Таким образом, крымские татары попеременно выступали по отношению к московитам и украинцам, в зависимости от политической конъюнктуры, то как “бандиты-гастролеры”, то как “оседлые бандиты” (*6). Впрочем, уподоблять их “оседлым бандитам” М. Олсона надо с оговоркой - крымцы соглашались за уплату дани “охранять” только от себя самих и больше ни от кого. Россия платила дань Крыму до 1685 г., последний грабительский набег на Украину состоялся в 1769 г., и лишь при Екатерине II это разбойничье гнездо окончательно было ликвидировано.

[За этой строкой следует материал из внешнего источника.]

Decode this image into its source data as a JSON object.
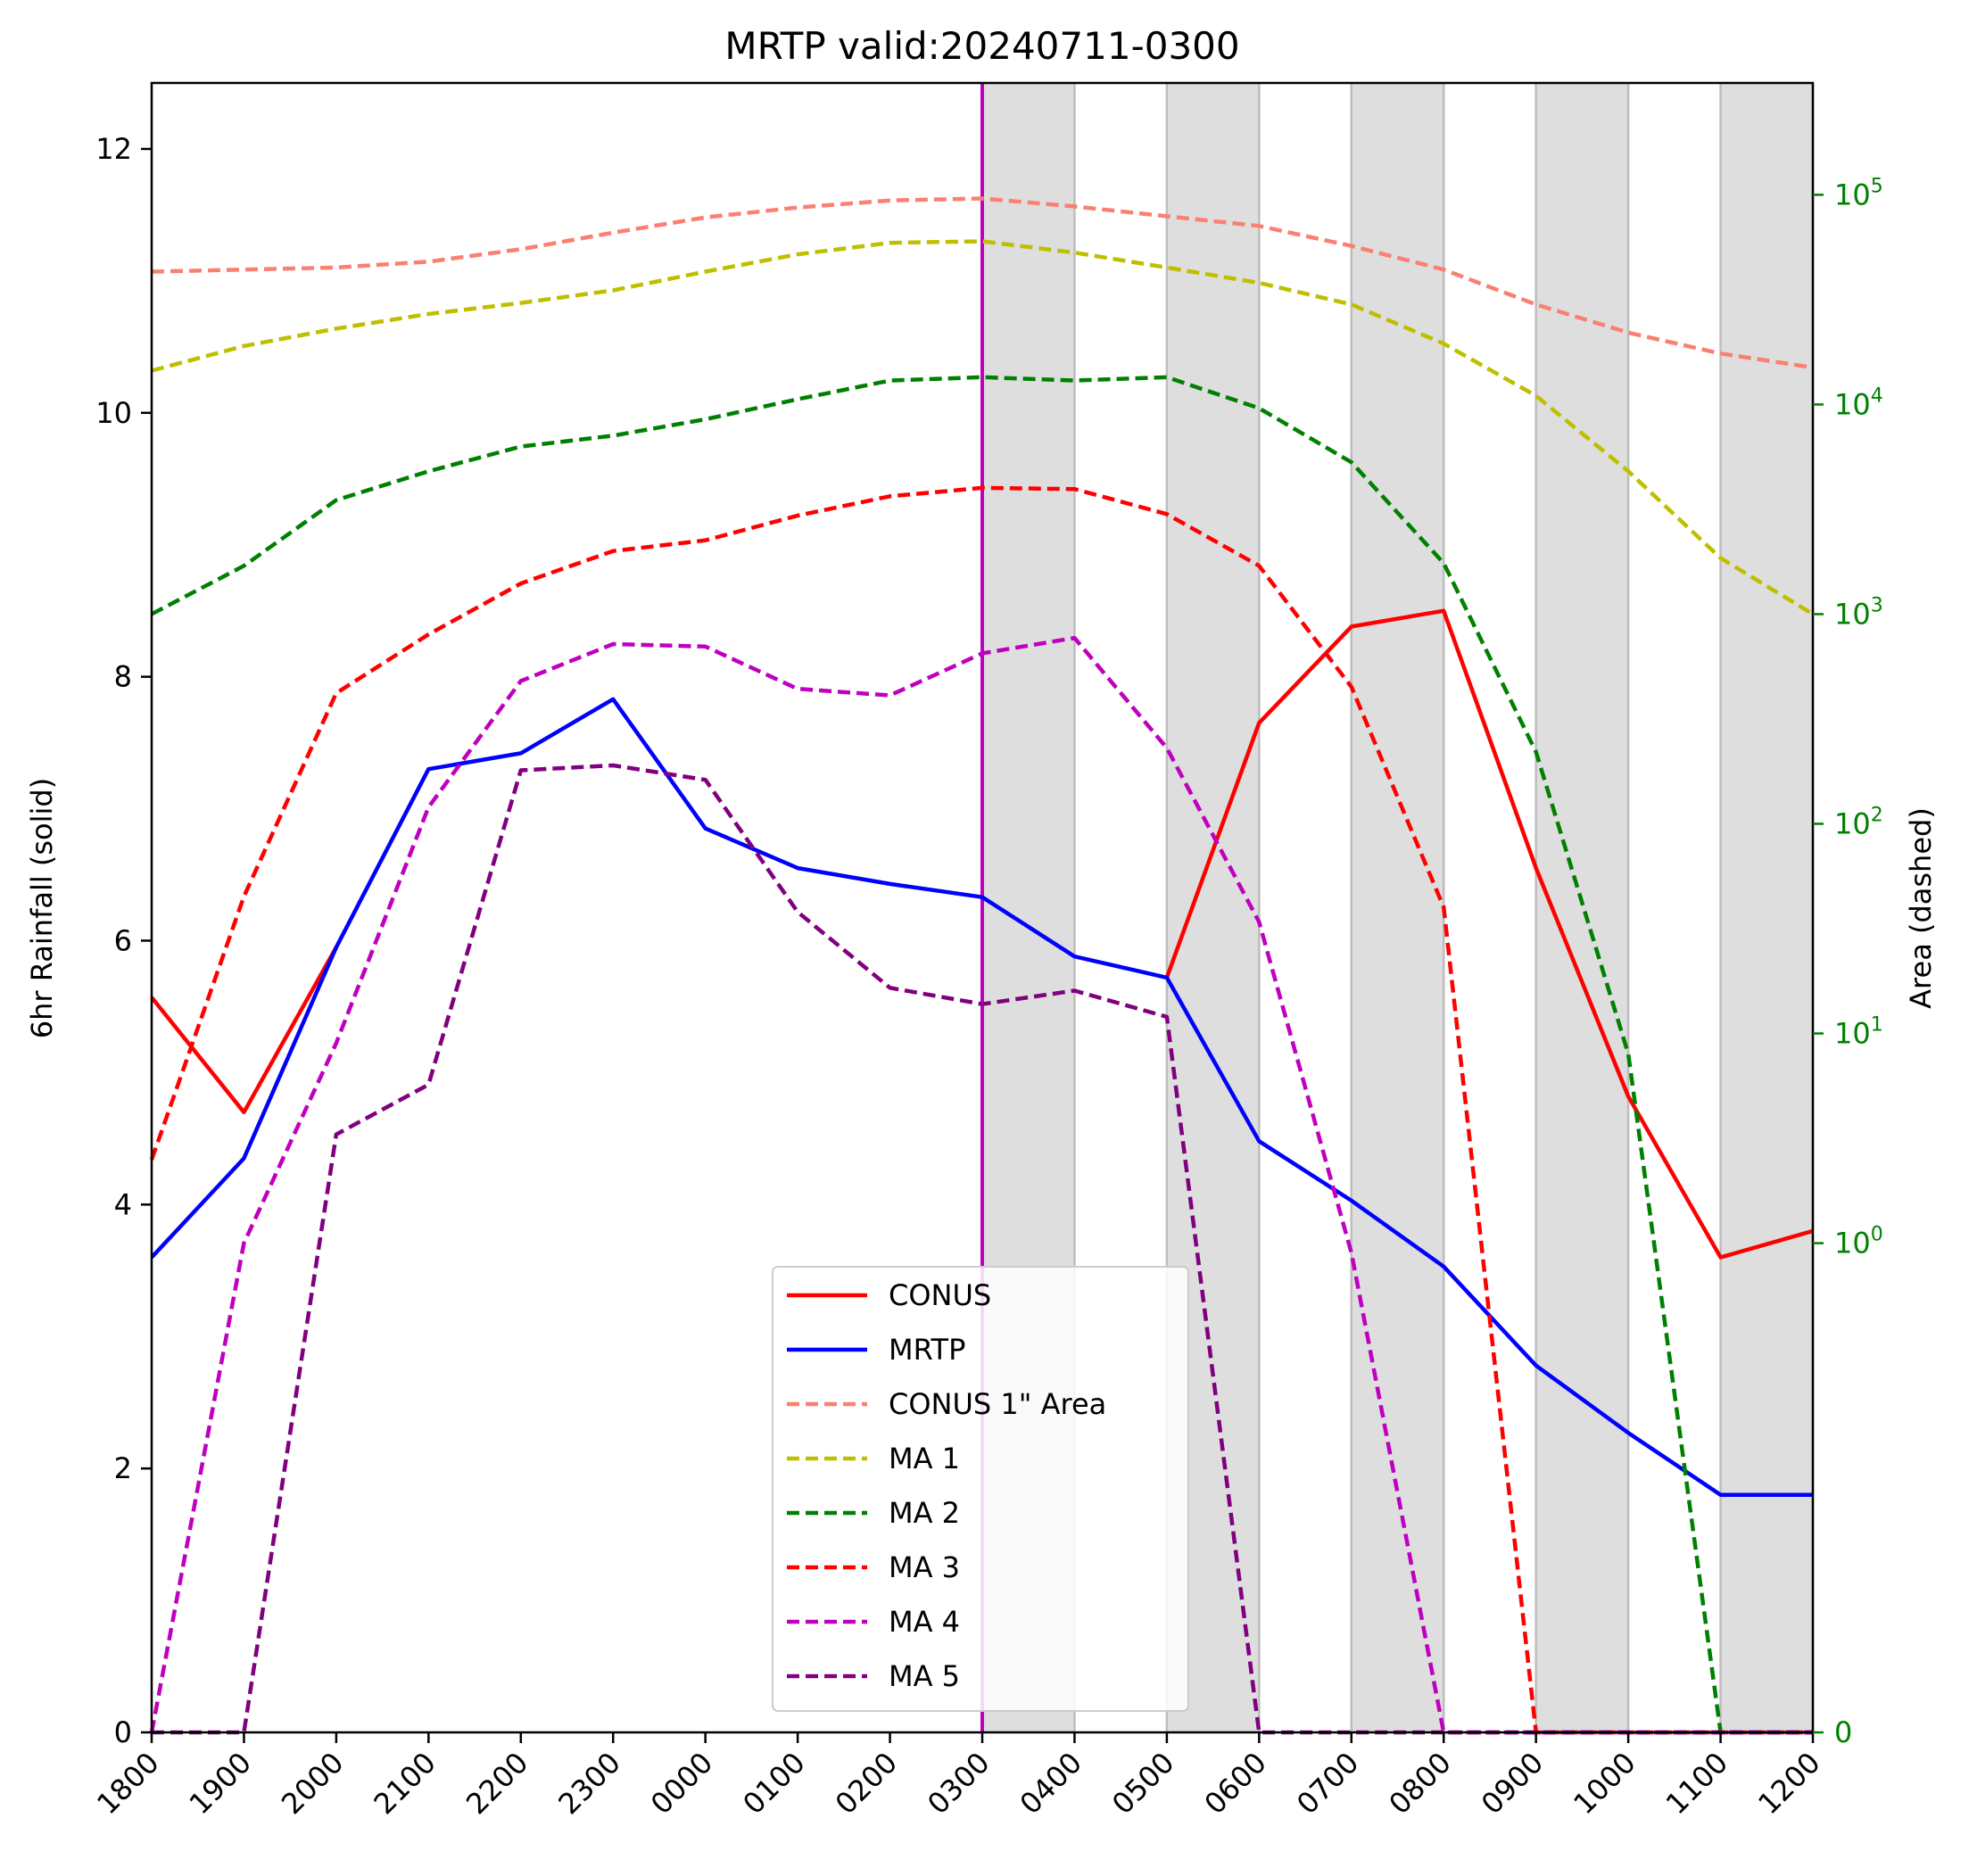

Казаки-разбойники и казаки-рэкетиры.
Если интерпретация крымских татар как бандитов-рэкетиров вряд ли покажется сомнительной, то аналогичная характеристика донских и запорожских казаков может вызвать недоумение. Если в советские времена вольные казаки считались, прежде всего, борцами против феодальной эксплуатации, то в последние годы отечественные патриоты превозносят их как защитников отечества и православия. Реальные донцы и запорожцы, однако, причудливо сочетали черты не только защитников свободы и “степных рыцарей”, но также профессиональных наемников и грабителей-разбойников. Наиболее отчетливо эти малопривлекательные ипостаси вольного казачества проявились во время Смуты 1604-1618 гг., которую современные историки начинают рассматривать как первую в истории России полномасштабную гражданскую войну [Станиславский 1990].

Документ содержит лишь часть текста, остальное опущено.